Die Straßenbahnlinie 2 wird nur zwischen Ottakring, Erdbrustgasse und U6-Station Josefstädter Straße bzw. zwischen Friedrich-Engels-Platz und Schwedenplatz unterwegs sein.

Die Straßenbahnlinie D verkehrt während der Veranstaltung zwischen Südbahnhof und Schwarzenbergplatz bzw. Nußdorf und Börse.

Die Autobuslinie 1A wird zwischen Schottentor und Stephansplatz geführt.

Auf der Autobuslinie 2A wird der Betrieb ab etwa 14.00 Uhr eingestellt.
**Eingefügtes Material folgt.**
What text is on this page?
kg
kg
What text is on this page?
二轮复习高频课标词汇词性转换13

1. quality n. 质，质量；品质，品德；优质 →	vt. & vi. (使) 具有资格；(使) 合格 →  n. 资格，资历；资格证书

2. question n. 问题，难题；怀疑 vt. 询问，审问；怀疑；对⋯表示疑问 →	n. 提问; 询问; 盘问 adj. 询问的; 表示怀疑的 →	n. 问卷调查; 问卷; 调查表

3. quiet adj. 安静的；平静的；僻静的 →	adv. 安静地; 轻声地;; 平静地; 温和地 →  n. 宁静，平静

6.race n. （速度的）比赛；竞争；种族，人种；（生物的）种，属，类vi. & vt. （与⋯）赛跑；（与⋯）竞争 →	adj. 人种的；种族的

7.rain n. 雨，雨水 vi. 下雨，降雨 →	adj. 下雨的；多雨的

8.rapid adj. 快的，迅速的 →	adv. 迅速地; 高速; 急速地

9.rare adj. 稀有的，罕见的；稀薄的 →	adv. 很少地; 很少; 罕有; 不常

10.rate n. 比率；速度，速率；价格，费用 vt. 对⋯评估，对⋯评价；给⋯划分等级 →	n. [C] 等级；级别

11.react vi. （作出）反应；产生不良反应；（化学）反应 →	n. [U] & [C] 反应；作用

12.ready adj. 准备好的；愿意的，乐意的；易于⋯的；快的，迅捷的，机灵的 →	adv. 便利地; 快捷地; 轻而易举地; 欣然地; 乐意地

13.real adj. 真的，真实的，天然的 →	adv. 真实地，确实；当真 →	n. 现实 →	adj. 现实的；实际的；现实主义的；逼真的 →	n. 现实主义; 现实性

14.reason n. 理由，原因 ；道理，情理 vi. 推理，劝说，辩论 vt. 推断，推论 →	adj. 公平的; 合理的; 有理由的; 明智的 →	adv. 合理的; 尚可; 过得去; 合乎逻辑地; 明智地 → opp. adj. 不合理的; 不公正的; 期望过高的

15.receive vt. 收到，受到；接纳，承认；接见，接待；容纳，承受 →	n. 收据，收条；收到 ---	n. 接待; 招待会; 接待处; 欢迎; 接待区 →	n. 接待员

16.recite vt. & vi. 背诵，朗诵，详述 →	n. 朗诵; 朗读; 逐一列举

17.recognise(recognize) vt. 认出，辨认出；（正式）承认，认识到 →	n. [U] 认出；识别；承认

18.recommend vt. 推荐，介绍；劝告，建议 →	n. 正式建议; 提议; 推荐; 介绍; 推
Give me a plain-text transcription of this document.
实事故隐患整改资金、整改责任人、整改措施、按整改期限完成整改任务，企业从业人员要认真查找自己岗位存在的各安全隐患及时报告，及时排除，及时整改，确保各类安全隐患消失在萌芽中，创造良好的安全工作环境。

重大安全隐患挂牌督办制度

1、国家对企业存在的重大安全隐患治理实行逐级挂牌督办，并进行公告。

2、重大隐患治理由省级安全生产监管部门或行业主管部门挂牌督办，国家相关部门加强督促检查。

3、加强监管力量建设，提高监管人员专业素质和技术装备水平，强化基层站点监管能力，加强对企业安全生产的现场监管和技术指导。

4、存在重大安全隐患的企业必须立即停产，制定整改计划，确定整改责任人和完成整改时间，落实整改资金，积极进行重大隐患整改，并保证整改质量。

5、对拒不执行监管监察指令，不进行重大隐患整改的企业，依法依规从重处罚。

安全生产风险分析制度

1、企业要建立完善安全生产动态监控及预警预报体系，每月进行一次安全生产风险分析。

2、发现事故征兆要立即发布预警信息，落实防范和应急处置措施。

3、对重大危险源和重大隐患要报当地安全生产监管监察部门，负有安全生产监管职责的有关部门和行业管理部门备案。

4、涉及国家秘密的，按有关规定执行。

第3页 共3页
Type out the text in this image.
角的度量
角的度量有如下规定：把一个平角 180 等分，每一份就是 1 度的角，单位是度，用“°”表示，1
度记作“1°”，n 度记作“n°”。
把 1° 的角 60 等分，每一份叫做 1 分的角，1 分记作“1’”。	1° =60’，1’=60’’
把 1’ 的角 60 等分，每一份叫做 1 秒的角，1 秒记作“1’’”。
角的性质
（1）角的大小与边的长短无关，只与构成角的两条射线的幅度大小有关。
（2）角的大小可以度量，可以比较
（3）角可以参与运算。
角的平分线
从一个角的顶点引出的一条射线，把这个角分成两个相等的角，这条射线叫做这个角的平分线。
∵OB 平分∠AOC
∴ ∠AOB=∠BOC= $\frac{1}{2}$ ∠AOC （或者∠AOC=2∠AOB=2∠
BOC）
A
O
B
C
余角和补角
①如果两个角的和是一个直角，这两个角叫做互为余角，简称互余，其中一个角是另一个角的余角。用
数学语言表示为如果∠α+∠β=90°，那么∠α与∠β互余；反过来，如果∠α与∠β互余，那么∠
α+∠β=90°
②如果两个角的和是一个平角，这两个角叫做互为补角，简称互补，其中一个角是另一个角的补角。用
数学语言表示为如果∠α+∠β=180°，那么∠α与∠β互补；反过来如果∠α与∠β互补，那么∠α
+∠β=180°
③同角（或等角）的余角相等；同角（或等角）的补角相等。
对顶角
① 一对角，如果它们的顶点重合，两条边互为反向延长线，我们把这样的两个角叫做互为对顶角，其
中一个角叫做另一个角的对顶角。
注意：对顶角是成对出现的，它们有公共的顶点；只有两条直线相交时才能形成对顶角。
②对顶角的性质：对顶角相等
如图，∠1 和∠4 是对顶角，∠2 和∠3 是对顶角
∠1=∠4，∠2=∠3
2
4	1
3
Die Busse der Linie 3A fahren nur zwischen Schwarzenbergplatz und Schottengasse/Freyung.

Die Busse der Linie 4A sind nur zwischen Wittelsbachstraße und Zaunergasse unterwegs.

Die Vienna Ring Tram fährt an diesem Tag nur bis ca. 13 Uhr.

Der “31er” fährt nur zwischen Stammersdorf und Wallensteinplatz.

Die Linie 71 fährt nur zwischen Kaiserebersdorf und Radetzkystraße.

Die Wiener Linien ersuchen ihre Fahrgäste auf die U-Bahn-Linien auszuweichen und die entsprechenden Hinweise und Lautsprecherdurchsagen in den Haltestellen zu beachten.


Die 14. Regenbogenparade:

Die heurige 14. Wiener Regenbogenparade steht am kommenden Samstag gleich im Zeichen dreier Jubiläen: 40 Jahre Stonewall-Aufstand der lesBiSchwulen Community in New York, 30 Jahre Homosexuelle Initiative (Hosi) Wien und zehn Jahre Wiener Antidiskriminierungsstelle. Und so wird heuer die größte Parade seit langem auf der Ringstraße für Toleranz gegenüber homosexuellen und transgender Lebenswelten werben, wie Organisator Christian Högl am Mittwoch in einer Pressekonferenz ankündigte.

So hätten sich mit 53 Startnummern zehn Gruppen mehr angemeldet als in den Vorjahren, freute sich der Hosi-Obmann: “Es wird heuer eine besonders große Parade.” So nähmen etwa ein Wagen der Grazer Szene und zwei Gruppen aus Budapest teil. Der so verstärkte Zug startet am 4. Juli beim Stadtpark wieder um 14.00 Uhr, um die Ringstraße entgegen der Fahrtrichtung bis zum Schwarzenbergplatz hinaufzuziehen. An der Spitze der Demonstrationen werden wieder je zwei Pride-Boys und -Girls in Körperbemalung marschieren. Auch die Gaycops, die lesbisch-schwule Gruppe innerhalb der Polizei, wird auf der Parade vertreten sein.

Högl rechnet wieder mit mehr als 100.000 Teilnehmern. Angst vor Regen hat man bei der Regenbogenparade nicht. Es sei noch jedes Jahr ein kurzer Schauer niedergegangen und so eine “kleine Erfrischung” störe nicht.